Super Mario 64 Is Still The Best 3D Platformer

I like Super Mario 64 and Super Mario 64 DS, and even now they're at the top of their class. But imho, some games have taken the foundations set in SM64 and made it better since that point.


But that's just my opinion.
 
I dont agree Banjo Kazooie was better. I owned Mario64 and my friend lended me BK. It felt slow and didnt draw me in anywhere close to SM64. Since SM64 I only bought one more platform game in SMS and that was inferior too.
 
Mario 64 had mabye a handful of memorable levels with the rest being average or just plain poor. The mountain, the big/little level, the clock and snow levels were great; but others like the stage with the submarine hangar or the desert were lame. None of them compare to the level in BK with the huge tree and changing seasons.
 
Agreed. It still remains the only game I've ever played through twice. Actually, it'll now be the only game I've ever played three times because of the DS.
 
It's hard for me to say. I don't have a problem saying that it is, but I also believe, that mechanically, Mario Sunshine is better. At any rate, Mario 128 or whatever, will hopefully be just as defining as Mario 64.
 
Mario 64 is easily the best game I've ever played. The only other game that ever gave me "that feeling" was Zelda:ooT, and I didn't get far enough in that game to fully appreciate it. Mario 64 was simply ingenious; pointing to this-or-that design element or level really doesn't do it justice. Never was the word "gestalt" more fitting for a game imo.


The game was just suffused with imagination in a way that no other game before or since has captured. What's a shame is that the gamers growing up today won't be able to experience that initial "wow" factor the way us older gamers did when going from the 2d Mario games to Mario 64. It was just a paradigm shift in every sense of the word. Yes, Tomb Raider did some of that as well, but it did no aspect of the genre better than Mario 64 did. I also feel that Banjo & Kazooie (sp?) ripped off a lot of Mario 64's design elements, some less subtly than others-- though this is just going by watching my friend play it (I never got into B&K). Let's be realistic-- it's doubtful that a game could come so close on the heels of Mario 64 and be THAT good, and from a company that just happened to be a second-party for Nintendo. There were definitely shared resources during development, I'd wager.

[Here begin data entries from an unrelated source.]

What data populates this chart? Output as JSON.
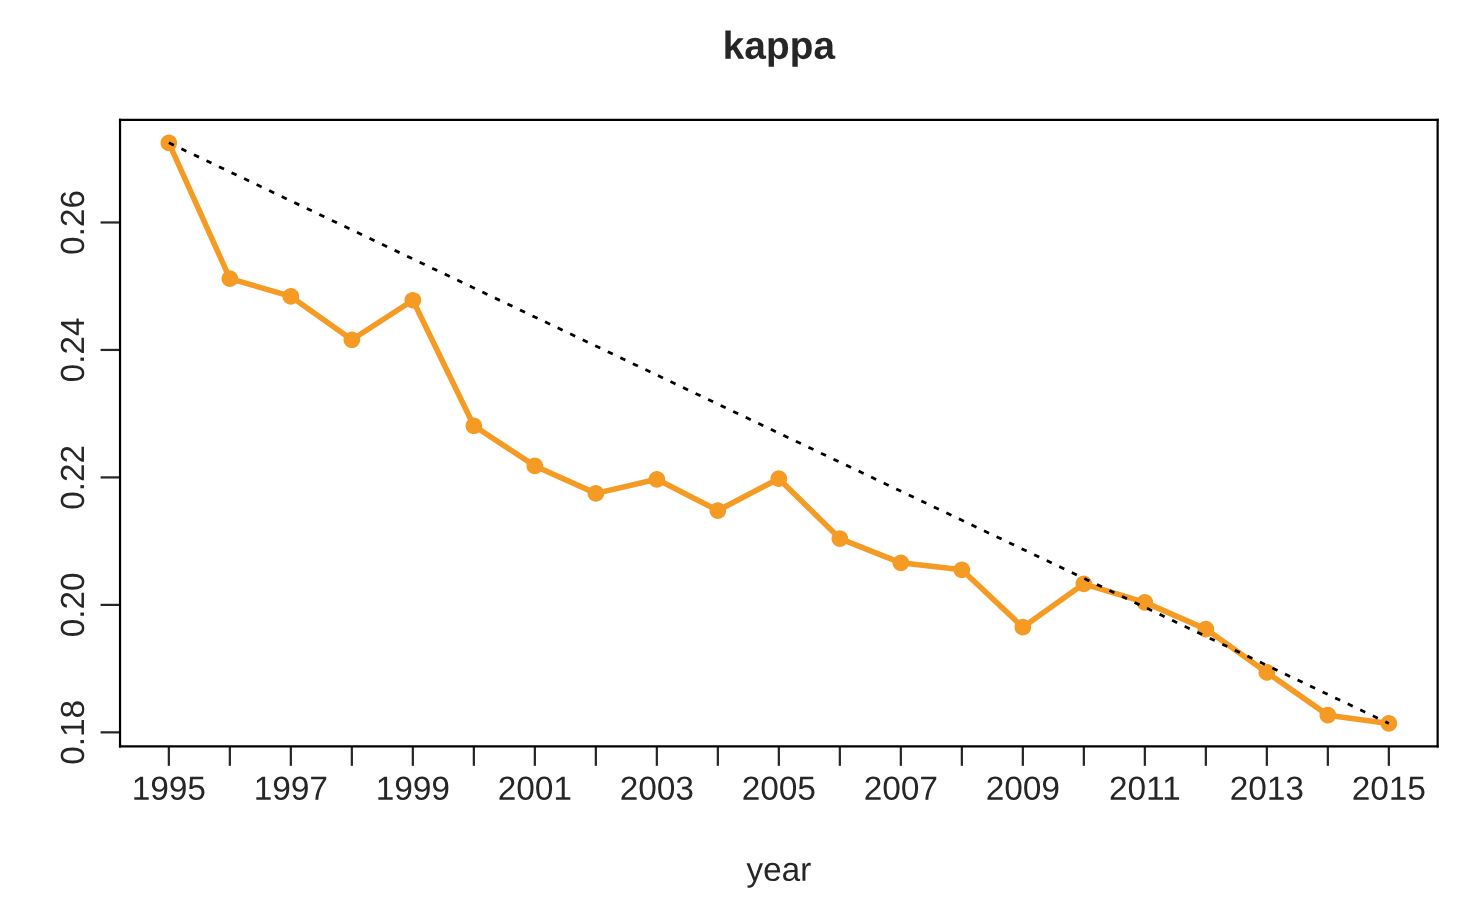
{
  "chart_data": {
    "type": "line",
    "title": "kappa",
    "xlabel": "year",
    "x": [
      1995,
      1996,
      1997,
      1998,
      1999,
      2000,
      2001,
      2002,
      2003,
      2004,
      2005,
      2006,
      2007,
      2008,
      2009,
      2010,
      2011,
      2012,
      2013,
      2014,
      2015
    ],
    "series": [
      {
        "color": "#f59a23",
        "marker": "circle",
        "line_style": "solid",
        "values": [
          0.2725,
          0.2512,
          0.2484,
          0.2416,
          0.2478,
          0.2281,
          0.2218,
          0.2175,
          0.2197,
          0.2148,
          0.2198,
          0.2104,
          0.2066,
          0.2055,
          0.1965,
          0.2033,
          0.2004,
          0.1962,
          0.1894,
          0.1827,
          0.1814
        ]
      },
      {
        "color": "#000000",
        "marker": "none",
        "line_style": "dotted",
        "x": [
          1995,
          2015
        ],
        "values": [
          0.2725,
          0.1814
        ]
      }
    ],
    "xlim": [
      1994.2,
      2015.8
    ],
    "ylim": [
      0.1778,
      0.2761
    ],
    "xticks": [
      1995,
      {
        "value": 1996,
        "label": null
      },
      1997,
      {
        "value": 1998,
        "label": null
      },
      1999,
      {
        "value": 2000,
        "label": null
      },
      2001,
      {
        "value": 2002,
        "label": null
      },
      2003,
      {
        "value": 2004,
        "label": null
      },
      2005,
      {
        "value": 2006,
        "label": null
      },
      2007,
      {
        "value": 2008,
        "label": null
      },
      2009,
      {
        "value": 2010,
        "label": null
      },
      2011,
      {
        "value": 2012,
        "label": null
      },
      2013,
      {
        "value": 2014,
        "label": null
      },
      2015
    ],
    "yticks": [
      {
        "value": 0.18,
        "label": "0.18"
      },
      {
        "value": 0.2,
        "label": "0.20"
      },
      {
        "value": 0.22,
        "label": "0.22"
      },
      {
        "value": 0.24,
        "label": "0.24"
      },
      {
        "value": 0.26,
        "label": "0.26"
      }
    ],
    "grid": false,
    "legend": false
  }
}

My bud just bought a DS, and showed me Mario, and I was filled with the same awe, wonder, and sheer joy playing it as I was the first time around 11 years ago. It's just an unparalleled game on every level. That's not nostalgia speaking imo. You can just feel the imagination oozing off that game. I guess the best way to put it is that when you're playing it, it's where you want to be. :) That's one of the truest marks of great art in any field imo-- when you're observing, listening to, reading, or interacting with it, you're transported to a different place of the creator's making. Just incredible. I'd actually say that playing it for the first time at age 15 (which I did by renting out an N64 from Blockbuster w/the game for 2 weeks-- late charges ahoy! I cut school for those 2 weeks :D) ranks among the best experiences of my youth. It just broadened everyone's horizons, and as was pointed out, some developers are still playing catch up now, a decade later.


Just as nobody looks at a Picasso or a Rhodan and feels that somebody has "done it better", so I feel it will be with Mario 64 and games. It will be forever remembered this way, as it should be-- for the medium, I don't think it's a stretch to say that it's comparable to the aforementioned works of art.


I'm probably gonna make time for Zelda:ooT during winter break, however, so there's a chance that Mario 64 will be dethroned as my favorite game ever, but we'll see. From the ~10 hours of it that I played, it definitely had the potential. :)
 
Mario 64 really was revolutionary and great at the time, and it still is now. Zelda: OoT was the only game that comes second to making me feel awed by a game.
 
I'm just amazed at how well the star system lends itself to portable play. Pull out the DS, spend a few minutes getting a new star, then go back to whatever else you were doing. I've played SM64DS far more than any other game this winter because of this.